There was a good deal of drinking at one time in connection with a terrible concoction called "S. T. 1860 X," which we translated to mean that the originators "Started Trade in iB6O with a X dollar bill." This dreadful stuff—bad whiskey and some kind of bitter tonic—some students managed to get hold of and, mixing with sugar and water and then boiling, they would use it for hazing lower classmen by compelling them to get drunk. I never saw this done but once, but it was something that made me hate the stuff forever afterwards. Why! we might even then have been poisoned or blinded for life by denatured alcohol.
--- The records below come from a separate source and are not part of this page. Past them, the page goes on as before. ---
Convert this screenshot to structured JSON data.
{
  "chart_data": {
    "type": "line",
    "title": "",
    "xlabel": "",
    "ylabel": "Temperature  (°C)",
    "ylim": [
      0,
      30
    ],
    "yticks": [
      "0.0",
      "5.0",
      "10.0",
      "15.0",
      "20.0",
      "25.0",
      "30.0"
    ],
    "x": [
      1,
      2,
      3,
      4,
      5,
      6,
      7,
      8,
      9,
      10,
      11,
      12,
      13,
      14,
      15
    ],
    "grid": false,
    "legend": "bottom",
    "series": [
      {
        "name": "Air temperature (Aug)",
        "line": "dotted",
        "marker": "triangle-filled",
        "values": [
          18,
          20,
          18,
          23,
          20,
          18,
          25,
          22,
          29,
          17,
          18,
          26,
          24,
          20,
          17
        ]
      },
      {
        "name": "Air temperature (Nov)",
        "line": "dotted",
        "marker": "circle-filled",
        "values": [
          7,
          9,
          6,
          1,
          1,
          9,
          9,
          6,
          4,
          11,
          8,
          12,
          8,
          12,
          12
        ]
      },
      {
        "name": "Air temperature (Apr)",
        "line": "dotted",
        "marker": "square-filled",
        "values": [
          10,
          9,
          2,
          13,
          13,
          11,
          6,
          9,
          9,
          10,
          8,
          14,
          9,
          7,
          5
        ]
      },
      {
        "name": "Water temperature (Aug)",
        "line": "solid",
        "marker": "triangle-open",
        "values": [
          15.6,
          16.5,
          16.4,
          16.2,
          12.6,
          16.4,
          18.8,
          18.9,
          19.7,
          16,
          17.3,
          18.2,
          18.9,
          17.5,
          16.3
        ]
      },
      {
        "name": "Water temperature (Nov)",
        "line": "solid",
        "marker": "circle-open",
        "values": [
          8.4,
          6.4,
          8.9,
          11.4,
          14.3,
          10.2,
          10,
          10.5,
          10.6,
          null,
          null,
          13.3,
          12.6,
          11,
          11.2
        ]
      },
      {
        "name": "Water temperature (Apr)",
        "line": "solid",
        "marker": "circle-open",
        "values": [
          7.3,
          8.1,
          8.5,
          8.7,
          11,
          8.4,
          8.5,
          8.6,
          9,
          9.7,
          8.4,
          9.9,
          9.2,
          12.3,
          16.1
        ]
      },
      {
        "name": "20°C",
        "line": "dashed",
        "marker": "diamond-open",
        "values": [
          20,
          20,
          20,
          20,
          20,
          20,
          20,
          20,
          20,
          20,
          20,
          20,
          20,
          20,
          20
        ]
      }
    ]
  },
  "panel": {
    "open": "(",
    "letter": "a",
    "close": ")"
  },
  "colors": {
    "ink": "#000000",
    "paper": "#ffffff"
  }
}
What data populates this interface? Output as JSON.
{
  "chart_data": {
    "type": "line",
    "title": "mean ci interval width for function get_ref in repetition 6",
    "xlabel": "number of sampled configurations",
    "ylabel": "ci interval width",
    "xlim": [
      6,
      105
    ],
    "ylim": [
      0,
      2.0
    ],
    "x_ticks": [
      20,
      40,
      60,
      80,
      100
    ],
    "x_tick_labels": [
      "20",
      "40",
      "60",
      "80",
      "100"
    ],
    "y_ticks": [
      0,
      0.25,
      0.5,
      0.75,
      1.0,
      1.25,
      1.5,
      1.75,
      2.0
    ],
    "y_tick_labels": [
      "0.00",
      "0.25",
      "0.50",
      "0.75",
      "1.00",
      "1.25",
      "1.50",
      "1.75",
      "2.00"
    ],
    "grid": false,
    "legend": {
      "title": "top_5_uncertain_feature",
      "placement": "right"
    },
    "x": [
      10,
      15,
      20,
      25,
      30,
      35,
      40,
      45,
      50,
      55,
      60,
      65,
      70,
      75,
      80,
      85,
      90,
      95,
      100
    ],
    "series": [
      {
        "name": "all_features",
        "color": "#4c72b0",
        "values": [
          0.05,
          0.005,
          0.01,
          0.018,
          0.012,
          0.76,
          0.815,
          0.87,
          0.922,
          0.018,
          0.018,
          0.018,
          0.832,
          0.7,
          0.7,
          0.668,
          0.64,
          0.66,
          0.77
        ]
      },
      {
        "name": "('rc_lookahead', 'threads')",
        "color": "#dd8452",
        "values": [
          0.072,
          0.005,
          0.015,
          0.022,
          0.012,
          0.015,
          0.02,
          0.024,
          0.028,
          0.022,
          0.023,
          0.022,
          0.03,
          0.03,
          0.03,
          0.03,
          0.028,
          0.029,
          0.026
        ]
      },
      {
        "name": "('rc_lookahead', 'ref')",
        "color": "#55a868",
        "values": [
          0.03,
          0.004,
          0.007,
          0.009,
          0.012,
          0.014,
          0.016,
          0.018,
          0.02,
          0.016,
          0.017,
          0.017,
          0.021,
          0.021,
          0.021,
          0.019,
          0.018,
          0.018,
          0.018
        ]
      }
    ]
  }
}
I had the first mark in French for one term in "Polyeucte" and when I was resting I took up the knitting of afghans for fun. Mrs. Ben Crosby entertained us as Seniors and I often met her nice country cousins and visitors, who loved to be "petted" a bit.
The newspapers were much opposed to Dartmouth in our later years. One editorial said that you ought not to send your son to Hanover where the Lord reigneth. The professors also were tired of him and were looking for a better job elsewhere, but they were hard to find in those days, so we endured the state of affairs until President Smith came in. President Lord could deal with God and slavery but not with boys of our age. He did not understand growing-up boys, and boys who were growing up with the echoes of the Civil War in their ears and reading the history of cruel deeds. Under President Lord we felt a good deal like slaves ourselves, and he did treat us harshly whenever he had an opportunity.
When President Smith was inaugurated, the village houses and the college buildings were illuminated, and there was plenty of oratory. From that day on, Dartmouth advanced with rapid strides toward its present high position.